Lindsey Graham: The Avatar of Fear
The South Carolina senator is America’s preeminent threat inflator.
Over the past several months, Americans have heard many dire predictions about the magnitude of the threat presented by the Islamic State of Iraq and the Levant (ISIL). This weekend, on Fox News Sunday, Senator Lindsey Graham made one of the more extreme assertions yet. Arguing that President Obama’s plan to fight ISIL through air attacks was insufficient, he warned that calamity would strike unless the United States deployed ground troops in Iraq and Syria. ISIL “will open the gates of hell to spill out on the world,” he said. Graham concluded, “This president needs to rise to the occasion before we all get killed back here at home [emphasis added].”
This, of course, was absurd hyperbole. But it’s par for the course for the South Carolina senator. Whenever there is a crisis somewhere in the world, you can count on him to take a real threat to the United States or international security and wildly exaggerate it in order to scare the bejesus out of the American people. Lindsey Graham is the closest thing U.S. politics has to an avatar of pure fear.
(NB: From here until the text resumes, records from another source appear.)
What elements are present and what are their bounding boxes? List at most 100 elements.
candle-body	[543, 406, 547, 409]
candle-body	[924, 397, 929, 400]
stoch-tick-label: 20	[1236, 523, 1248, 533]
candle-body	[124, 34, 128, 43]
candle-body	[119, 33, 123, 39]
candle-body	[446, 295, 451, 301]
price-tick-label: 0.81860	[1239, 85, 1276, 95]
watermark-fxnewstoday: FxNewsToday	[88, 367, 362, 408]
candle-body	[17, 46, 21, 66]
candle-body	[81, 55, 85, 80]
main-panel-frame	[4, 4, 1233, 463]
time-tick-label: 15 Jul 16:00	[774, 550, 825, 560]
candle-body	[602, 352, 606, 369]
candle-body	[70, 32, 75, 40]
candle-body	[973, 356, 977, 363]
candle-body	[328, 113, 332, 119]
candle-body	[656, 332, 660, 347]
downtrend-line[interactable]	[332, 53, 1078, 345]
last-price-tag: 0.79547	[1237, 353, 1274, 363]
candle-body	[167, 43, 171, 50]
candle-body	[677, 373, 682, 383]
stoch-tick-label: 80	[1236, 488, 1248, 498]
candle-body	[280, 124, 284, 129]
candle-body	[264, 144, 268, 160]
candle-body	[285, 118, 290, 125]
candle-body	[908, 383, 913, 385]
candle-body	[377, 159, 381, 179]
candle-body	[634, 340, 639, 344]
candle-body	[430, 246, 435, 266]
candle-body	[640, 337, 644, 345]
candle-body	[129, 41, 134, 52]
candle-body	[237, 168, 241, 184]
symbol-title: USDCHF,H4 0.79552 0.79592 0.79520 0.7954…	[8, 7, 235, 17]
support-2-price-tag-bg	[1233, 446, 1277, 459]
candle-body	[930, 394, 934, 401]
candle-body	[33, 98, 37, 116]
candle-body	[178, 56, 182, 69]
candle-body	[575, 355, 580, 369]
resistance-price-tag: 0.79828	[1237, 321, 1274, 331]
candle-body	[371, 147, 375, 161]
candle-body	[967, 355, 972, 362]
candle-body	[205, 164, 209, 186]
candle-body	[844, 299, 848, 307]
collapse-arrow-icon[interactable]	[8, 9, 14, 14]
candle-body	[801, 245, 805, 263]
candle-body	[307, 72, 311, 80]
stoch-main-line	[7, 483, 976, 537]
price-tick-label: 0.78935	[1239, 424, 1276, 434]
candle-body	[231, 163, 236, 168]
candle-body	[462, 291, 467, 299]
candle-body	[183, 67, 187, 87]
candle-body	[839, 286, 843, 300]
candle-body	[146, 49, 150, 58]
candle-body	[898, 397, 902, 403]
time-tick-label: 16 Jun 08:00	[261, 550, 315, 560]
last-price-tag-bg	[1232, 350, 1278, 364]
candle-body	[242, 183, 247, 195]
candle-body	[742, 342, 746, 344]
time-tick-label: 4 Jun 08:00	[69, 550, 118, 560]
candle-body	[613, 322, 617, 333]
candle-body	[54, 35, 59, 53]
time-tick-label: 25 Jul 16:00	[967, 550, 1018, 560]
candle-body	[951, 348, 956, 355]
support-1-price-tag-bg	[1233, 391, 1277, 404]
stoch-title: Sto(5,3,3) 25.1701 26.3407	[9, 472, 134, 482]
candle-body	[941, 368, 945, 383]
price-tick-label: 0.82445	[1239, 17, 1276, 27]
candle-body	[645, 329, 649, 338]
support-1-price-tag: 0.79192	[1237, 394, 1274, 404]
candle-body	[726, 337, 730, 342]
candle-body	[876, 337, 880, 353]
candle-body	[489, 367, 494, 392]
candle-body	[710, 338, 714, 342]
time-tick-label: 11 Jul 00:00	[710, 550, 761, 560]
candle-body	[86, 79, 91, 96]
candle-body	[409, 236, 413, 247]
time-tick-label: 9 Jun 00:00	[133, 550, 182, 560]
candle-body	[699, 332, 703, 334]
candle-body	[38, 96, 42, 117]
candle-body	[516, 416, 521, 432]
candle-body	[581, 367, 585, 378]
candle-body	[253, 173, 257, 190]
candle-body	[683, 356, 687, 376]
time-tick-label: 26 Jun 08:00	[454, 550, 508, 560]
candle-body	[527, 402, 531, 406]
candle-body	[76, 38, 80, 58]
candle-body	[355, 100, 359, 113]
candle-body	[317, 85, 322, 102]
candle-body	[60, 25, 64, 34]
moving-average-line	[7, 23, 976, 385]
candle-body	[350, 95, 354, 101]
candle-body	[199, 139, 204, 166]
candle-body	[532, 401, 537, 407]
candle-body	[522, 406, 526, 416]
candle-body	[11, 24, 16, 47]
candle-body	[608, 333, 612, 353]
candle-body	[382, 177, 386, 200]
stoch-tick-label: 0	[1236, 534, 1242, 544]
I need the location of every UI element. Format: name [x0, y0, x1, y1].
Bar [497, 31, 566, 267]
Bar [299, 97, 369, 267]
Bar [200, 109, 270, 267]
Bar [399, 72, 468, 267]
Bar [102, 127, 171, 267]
Consider some of Graham’s other statements over the past year and a half:
—July 2013: “We live in the most dangerous times imaginable.” No, we don’t. You have to have a basic lack of knowledge of history (not to mention lack of an imagination) for that assertion to make any sense. Consider, for example, the two world wars, or any number of close brushes with all-out thermonuclear war during the Cold War. Or, say, the era of the Black Death, which killed a jaw-dropping one-third of the entire population of Europe in the 1300s.
—September 2013: “Chemical weapons in Syria today means nuclear weapons in the U.S. tomorrow.” Graham did not try to spell out the chain of logic by which the former would actually lead to the latter, which is probably just as well, because it would take a Glenn Beck–style chalkboard diagram to do so.
—January 2014: “The world is literally about to blow up.” As of this writing, about eight months later, the world has not yet literally blown up.
—March 2014, on the Ukraine crisis: “It started with Benghazi. When you kill Americans and nobody pays a price, you invite this type of aggression.” So, according to Graham, because America did not respond forcefully enough to a tragic attack on its consulate in Libya, Vladimir Putin felt emboldened enough to invade Ukraine. It almost goes without saying that there’s not a shred of hard evidence to support this claim. Using this logic, one could just as easily claim that any aggressive action taken by any country on earth since September 2012 was due to Benghazi.
There are plenty of additional examples, but there’s a larger point to be made—namely, that this kind of rhetoric has consequences. And Graham is far from the only prominent figure to use such rhetoric with regularity. As Micah Zenko and Michael A. Cohen observed in Foreign Affairs in 2012, threat inflation is endemic among leaders across the U.S. political spectrum. The result, unfortunately, is that the American people come to believe a lot of badly mistaken things about world affairs. According to a 2010 CNN poll, for example, 71 percent of Americans wrongly believe that Iran currently has nuclear weapons. A Gallup survey in 2013 found that 47 percent think that the United States “is only one of several leading military powers” as opposed to “number one in the world militarily.” And let’s not forget that as late as August 2003, 69 percent of Americans still told the Washington Post that they thought it was “very” or “somewhat” likely that Saddam Hussein “was personally involved in the September 11 terrorist attacks.”
ISIL—the current number-one object of America’s fear—is without question an appalling, monstrous organization. Yet it does us no good to exaggerate the threat that it poses. 71 percent of Americans told CNN recently that they believe ISIL currently “has terrorists in the United States.” As Slate’s David Weigel pointed out, voters “could not possibly know” whether this was true or not, and there’s no clear reason to think that it is. It’s little surprise that they did come to believe it, however, after a series of months in which declarations that ISIL was “an imminent threat to every interest we have,” as Secretary of Defense Chuck Hagel put it, were commonplace from American officials.
When citizens come to believe inaccurate things about the world as a result of threat inflation, that can’t be good for public policy. Or, as Lindsey Graham might put it, we’d better start to cure our addiction to threat inflation before we all get killed back here at home.